OTR60020 - Orchestra Tax Relief: eligible expenditure: meaning of 'phases of orchestral concert'

Development

Development is the stage of creation of a production in which the project progresses from the initial concept to the point at which a decision can be taken as to whether or not it should proceed to production.

During development all the necessary elements are assembled to enable a producer to make a judgement on whether or not the production is a viable project.

Expenditure on development activities is not core expenditure and will not qualify for OTR if the production does not get ‘green lit’, that is if there is not a firm and definite commitment that the production will go ahead as evidenced, for instance, by ticket sales, hire of concert venues, hiring musicians etc. The intention is to separate speculative expenditure on productions which never go ahead from purposive expenditure undertaken in the knowledge that a decision has been taken to proceed with the production.

However, if the production does get ‘green lit’, some expenditure on development may be reclassified as expenditure on producing the production if it directly relates to activities in the later production phase. Such expenditure can be apportioned where necessary, provided the apportionment is just and reasonable.

Production

The production phase begins when the project has been ‘green lit’–this is when there is a definite commitment to going ahead with the production. Any expenditure incurred prior to this would be part of the development phase.

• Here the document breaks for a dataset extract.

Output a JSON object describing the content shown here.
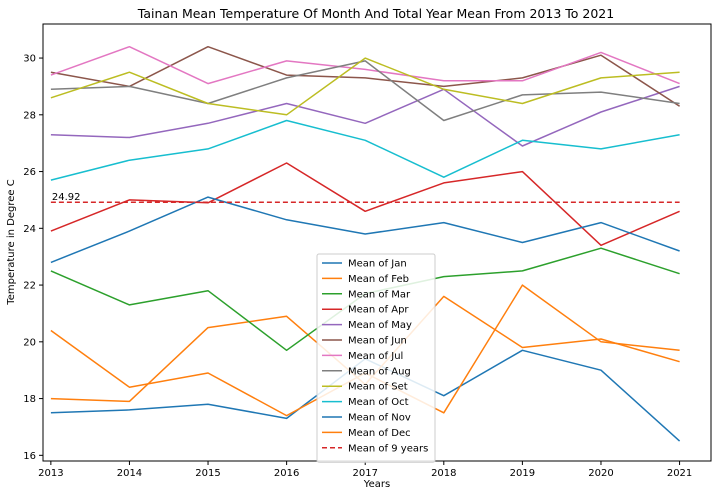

The production phase involves all the activities necessary to turn the developed idea for a production into an actual orchestral production that is ready to be performed to the public. Such activities may include, but are not limited to: production team meetings, hiring musicians, rehearsals, venue preparation. The production phase is broadly defined for the tax reliefs and includes activities often referred to as pre-production.

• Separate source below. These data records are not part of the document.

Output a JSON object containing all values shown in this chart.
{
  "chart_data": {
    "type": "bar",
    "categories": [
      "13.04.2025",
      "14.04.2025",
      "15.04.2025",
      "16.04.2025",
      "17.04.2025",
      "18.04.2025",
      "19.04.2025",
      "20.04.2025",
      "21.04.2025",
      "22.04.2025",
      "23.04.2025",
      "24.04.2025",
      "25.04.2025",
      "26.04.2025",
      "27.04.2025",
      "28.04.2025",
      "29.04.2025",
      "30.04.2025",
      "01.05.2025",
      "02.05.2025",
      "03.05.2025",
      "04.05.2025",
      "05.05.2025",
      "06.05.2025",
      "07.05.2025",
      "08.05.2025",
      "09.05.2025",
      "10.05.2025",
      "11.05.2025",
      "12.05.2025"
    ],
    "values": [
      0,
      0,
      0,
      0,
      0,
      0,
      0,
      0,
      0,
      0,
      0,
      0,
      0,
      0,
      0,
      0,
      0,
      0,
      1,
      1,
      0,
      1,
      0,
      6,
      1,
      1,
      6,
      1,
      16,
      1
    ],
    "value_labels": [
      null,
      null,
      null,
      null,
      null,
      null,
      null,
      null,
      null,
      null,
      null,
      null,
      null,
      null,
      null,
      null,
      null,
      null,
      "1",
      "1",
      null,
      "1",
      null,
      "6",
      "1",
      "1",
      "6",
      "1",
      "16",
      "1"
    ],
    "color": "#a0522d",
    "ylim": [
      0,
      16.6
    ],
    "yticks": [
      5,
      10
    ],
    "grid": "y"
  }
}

There is some blurring between development and production. While a venue might be booked or some players contracted far in advance, this does not necessarily signify that the production phase has started if nothing else has happened to give certainty to the project. Ticket sales are also not necessarily a sign that a project will definitely go ahead or that the production phase has commenced, particularly if they occur a long time before the intended performance date.

The latest possible date that the production phase could commence for a concert is at the start of rehearsals. However, it may start earlier. For example, if a project has contracted the musicians and secured venues, then it is likely to have already started the production phase.

Expenditure on activities directly involved in producing the production during the production phase is core expenditure and qualifies for OTR.

Expenditure on any matters not directly involved in producing the production is not core expenditure and does not qualify for OTR. For instance, expenditure on raising finance, advertising or marketing a production, legal fees, accountancy fees or storage costs.

The production phase continues until the start of the first paid public performance.

Running

The running phase commences at the start of the first paid public or educational performance and continues until the end of the last paid public or educational performance. It is when the production is performed live before the paying general public or provided for educational purposes.

Expenditure on the ordinary running of the production is not core expenditure and does not qualify for OTR. For example, expenditure on ongoing salaries for cast and crew, concert venue costs/rent, maintenance, moving costs, travel (to and from the usual venue) and subsistence, administration, direction and production.

Closing

The closing phase happens after the last paid public or educational performance of a production and marks the end of the production. It includes vacating the venue(s) and moving items into storage or selling them.

Expenditure on closing the production is core expenditure and qualifies for OTR provided it does not include expenditure on activities which would not normally qualify as core expenditure, such as storage costs.